Originally Posted by DustyPorViva

Um... if people could decrypt easily(or even with effort) then there'd be no purpose to encryption.
You can't say I won't encrypt because someone can decrypt it :o

The only thing you can't decrypt is Navajo ;o

DustyPorViva · #11 02-18-2008, 01:54 AM

Quote:

Originally Posted by coreys

The only thing you can't decrypt is Navajo ;o

I never said it can't be decrypted.

Skyld · #12 02-18-2008, 03:07 AM

Quote:

Originally Posted by Inverness

Another is the base64 encryption.

Base64 encoding.

There is no encryption taking place with base64 alone.

Inverness · #13 02-18-2008, 03:10 AM

Quote:

Originally Posted by Skyld

Base64 encoding.

There is no encryption taking place with base64 alone.

Well, I've never used it so I wouldn't know (the difference). The only time I've ever stored something offline I used an md5 hash.

Skyld · #14 02-18-2008, 03:20 AM

Quote:

Originally Posted by Inverness

Well, I've never used it so I wouldn't know. The only time I've ever stored something offline I used an md5 hash.

Basically all base64 encoding does is turn characters into a simple representable form. Encryption is scrambling the data so that only the person holding the encryption password/details can later decipher it, which is what my encryption example does; it takes the input key, scrambles the data using it, and returns the scrambled result. If you try to decrypt the scrambled data using any different key, it won't work and will just return garbage.

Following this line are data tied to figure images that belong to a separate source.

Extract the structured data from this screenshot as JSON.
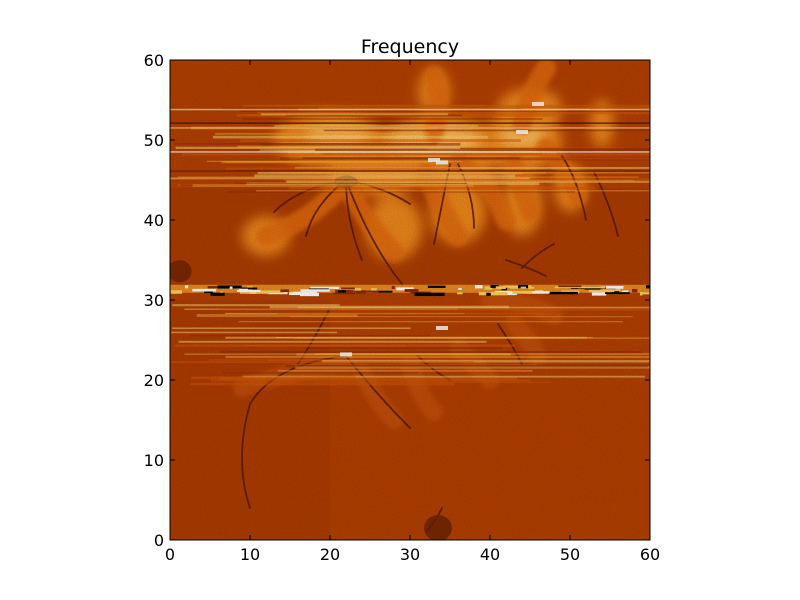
{
  "chart_data": {
    "type": "heatmap",
    "title": "Frequency",
    "xlabel": "",
    "ylabel": "",
    "xlim": [
      0,
      60
    ],
    "ylim": [
      0,
      60
    ],
    "x_ticks": [
      "0",
      "10",
      "20",
      "30",
      "40",
      "50",
      "60"
    ],
    "y_ticks": [
      "0",
      "10",
      "20",
      "30",
      "40",
      "50",
      "60"
    ],
    "colormap": "afmhot",
    "colors": {
      "background": "#b34000",
      "dark_filament": "#5a1800",
      "bright_region": "#f08a1c",
      "hot_band": "#ffffff"
    },
    "features": {
      "hot_band_y": [
        30.9,
        31.9
      ],
      "upper_streak_band_y": [
        43.5,
        54.5
      ],
      "lower_streak_band_y": [
        19.5,
        29.5
      ]
    },
    "grid": false,
    "legend": false
  }
}
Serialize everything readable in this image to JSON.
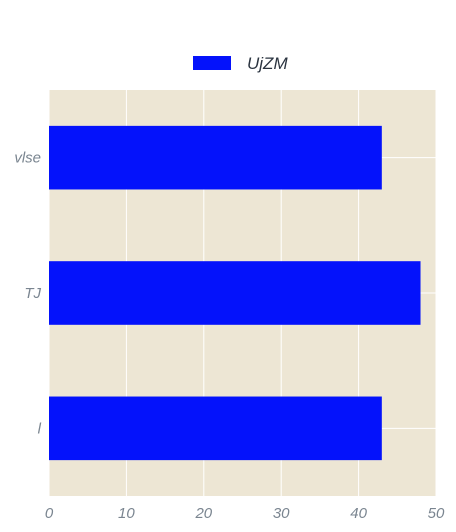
{
  "chart_data": {
    "type": "bar",
    "orientation": "horizontal",
    "categories": [
      "l",
      "TJ",
      "vlse"
    ],
    "series": [
      {
        "name": "UjZM",
        "values": [
          43,
          48,
          43
        ],
        "color": "#0412fb"
      }
    ],
    "xlim": [
      0,
      50
    ],
    "xticks": [
      0,
      10,
      20,
      30,
      40,
      50
    ],
    "grid": true,
    "legend": "top-center",
    "plot_background": "#ede6d4",
    "grid_color": "#ffffff"
  }
}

cbk1994 · #15 02-18-2008, 05:10 AM

Quote:

Originally Posted by Skyld

it won't work and will just return garbage.

I learned that well when I used your encryption in my gun system which I should release but haven't ...

Crow · #16 02-18-2008, 04:16 PM

Skyld's encrypting example + callstack + only you having access to whatever encrypts and decrypts something. Should do it, I guess.